SOCIETY-PAOLO-BRANCA[2]smileSmile! Here I am again, with another story for you …

The typical acts of Muslim worship could also be the occasion for amusing situations. The opportunity to meet foreign women during the period of the pilgrimage to Mecca even gave rise to a special type of poetry of courtship and the opportunities for brief encounters was not immune from irony: apparently a man, who had fallen madly in love with a pilgrim, declared his absolute and eternal love to her. ‘You should see how beautiful my sister is, she’s down there’ said the woman provocatively. When he turned round out of curiosity, the man lost every hope of being taken into consideration by the touchy lady.
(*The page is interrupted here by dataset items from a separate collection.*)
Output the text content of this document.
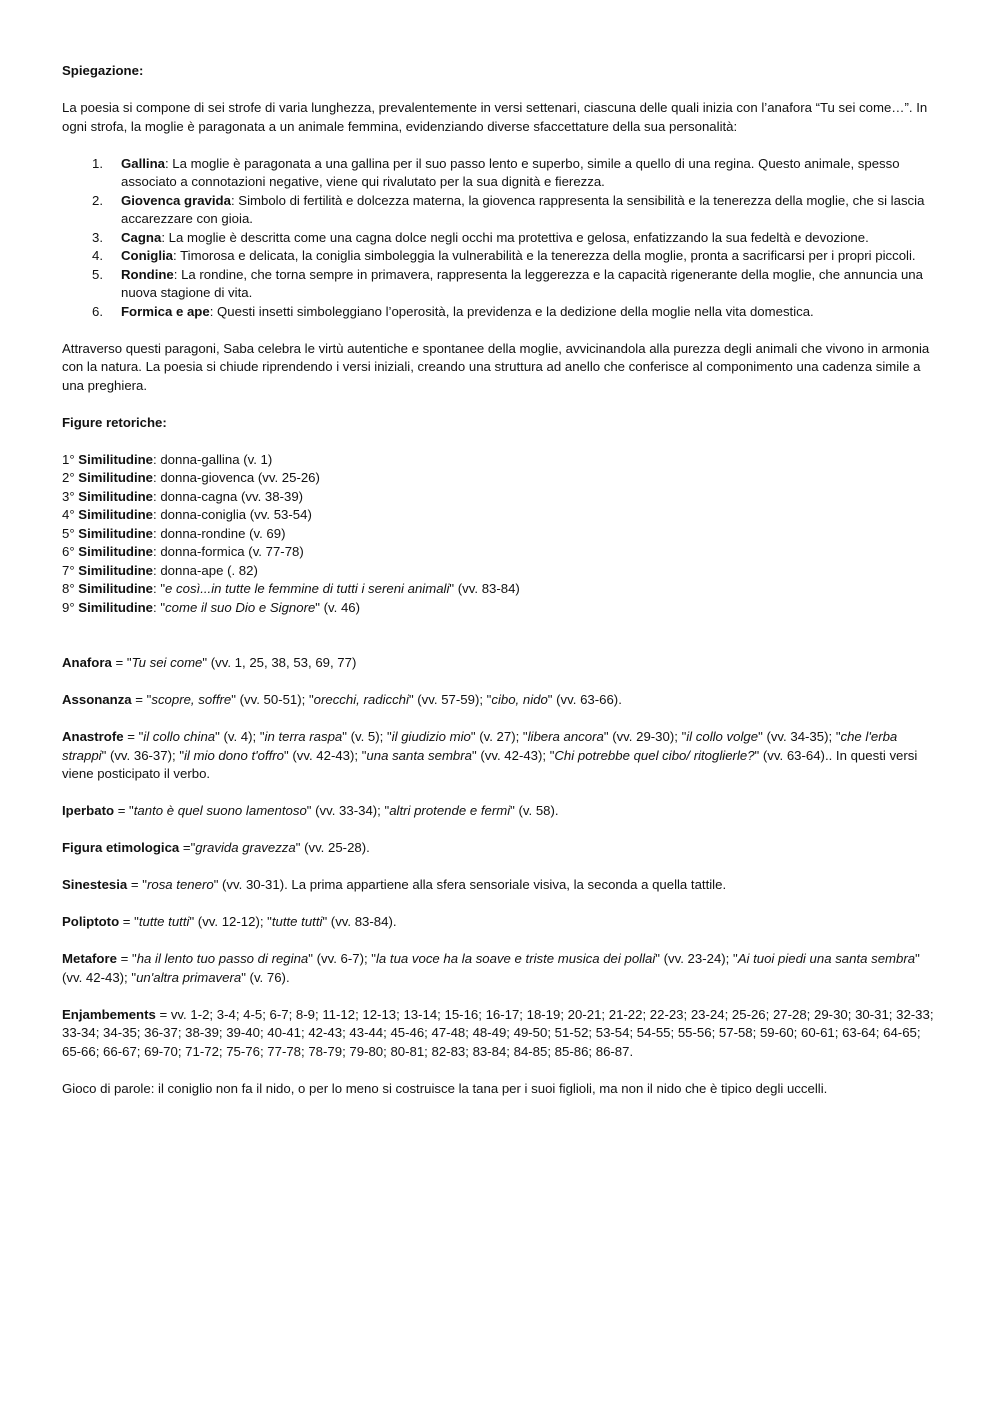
Spiegazione:

La poesia si compone di sei strofe di varia lunghezza, prevalentemente in versi settenari, ciascuna delle quali inizia con l’anafora “Tu sei come…”. In ogni strofa, la moglie è paragonata a un animale femmina, evidenziando diverse sfaccettature della sua personalità:

1. Gallina: La moglie è paragonata a una gallina per il suo passo lento e superbo, simile a quello di una regina. Questo animale, spesso associato a connotazioni negative, viene qui rivalutato per la sua dignità e fierezza.
2. Giovenca gravida: Simbolo di fertilità e dolcezza materna, la giovenca rappresenta la sensibilità e la tenerezza della moglie, che si lascia accarezzare con gioia.
3. Cagna: La moglie è descritta come una cagna dolce negli occhi ma protettiva e gelosa, enfatizzando la sua fedeltà e devozione.
4. Coniglia: Timorosa e delicata, la coniglia simboleggia la vulnerabilità e la tenerezza della moglie, pronta a sacrificarsi per i propri piccoli.
5. Rondine: La rondine, che torna sempre in primavera, rappresenta la leggerezza e la capacità rigenerante della moglie, che annuncia una nuova stagione di vita.
6. Formica e ape: Questi insetti simboleggiano l’operosità, la previdenza e la dedizione della moglie nella vita domestica.

Attraverso questi paragoni, Saba celebra le virtù autentiche e spontanee della moglie, avvicinandola alla purezza degli animali che vivono in armonia con la natura. La poesia si chiude riprendendo i versi iniziali, creando una struttura ad anello che conferisce al componimento una cadenza simile a una preghiera.

Figure retoriche:
1° Similitudine: donna-gallina (v. 1)
2° Similitudine: donna-giovenca (vv. 25-26)
3° Similitudine: donna-cagna (vv. 38-39)
4° Similitudine: donna-coniglia (vv. 53-54)
5° Similitudine: donna-rondine (v. 69)
6° Similitudine: donna-formica (v. 77-78)
7° Similitudine: donna-ape (. 82)
8° Similitudine: "e così...in tutte le femmine di tutti i sereni animali" (vv. 83-84)
9° Similitudine: "come il suo Dio e Signore" (v. 46)

Anafora = "Tu sei come" (vv. 1, 25, 38, 53, 69, 77)

Assonanza = "scopre, soffre" (vv. 50-51); "orecchi, radicchi" (vv. 57-59); "cibo, nido" (vv. 63-66).

Anastrofe = "il collo china" (v. 4); "in terra raspa" (v. 5); "il giudizio mio" (v. 27); "libera ancora" (vv. 29-30); "il collo volge" (vv. 34-35); "che l'erba strappi" (vv. 36-37); "il mio dono t'offro" (vv. 42-43); "una santa sembra" (vv. 42-43); "Chi potrebbe quel cibo/ ritoglierle?" (vv. 63-64).. In questi versi viene posticipato il verbo.

Iperbato = "tanto è quel suono lamentoso" (vv. 33-34); "altri protende e fermi" (v. 58).

Figura etimologica ="gravida gravezza" (vv. 25-28).

Sinestesia = "rosa tenero" (vv. 30-31). La prima appartiene alla sfera sensoriale visiva, la seconda a quella tattile.

Poliptoto = "tutte tutti" (vv. 12-12); "tutte tutti" (vv. 83-84).

Metafore = "ha il lento tuo passo di regina" (vv. 6-7); "la tua voce ha la soave e triste musica dei pollai" (vv. 23-24); "Ai tuoi piedi una santa sembra" (vv. 42-43); "un'altra primavera" (v. 76).

Enjambements = vv. 1-2; 3-4; 4-5; 6-7; 8-9; 11-12; 12-13; 13-14; 15-16; 16-17; 18-19; 20-21; 21-22; 22-23; 23-24; 25-26; 27-28; 29-30; 30-31; 32-33; 33-34; 34-35; 36-37; 38-39; 39-40; 40-41; 42-43; 43-44; 45-46; 47-48; 48-49; 49-50; 51-52; 53-54; 54-55; 55-56; 57-58; 59-60; 60-61; 63-64; 64-65; 65-66; 66-67; 69-70; 71-72; 75-76; 77-78; 78-79; 79-80; 80-81; 82-83; 83-84; 84-85; 85-86; 86-87.

Gioco di parole: il coniglio non fa il nido, o per lo meno si costruisce la tana per i suoi figlioli, ma non il nido che è tipico degli uccelli.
The exaggerated scruples of some men who were questioning the experts of the law on extravagant cases did not fail to attract the attention of jokers: like when one asked an expert on the law: ‘If I get undressed to go completely into the water to be purified, do I have to stand facing Mecca?’ ‘You’d better stay with your eyes on your clothes – the wise man answered – otherwise you risk someone making off with them!”

Another man had heard that fasting on the day of ‘Ashura was equivalent to a whole year of fasting, so he did not eat until noon, concluding that “Six months are enough I think.”.
Lastly, one man, bored with reading the Sura of the Heifer (the longest Sura in the Koran), when he returned to the mosque and learned that the Sura of the Elephant (very short) was about to be recited, he ran off, exclaiming: “If it took so long for the Heifer, I can’t imagine how long it will take for the Elephant!”

Another man was whipped because he was carrying a flask on his shoulder that could hold wine: “But it was empty!” the unlucky man complained: “Yes – the torturer replied – but it’s still an instrument that can lead to sin.” “You also have an instrument that can fornicate and that you carry around with you all the time – said the first man,  but nobody whips you for this!”.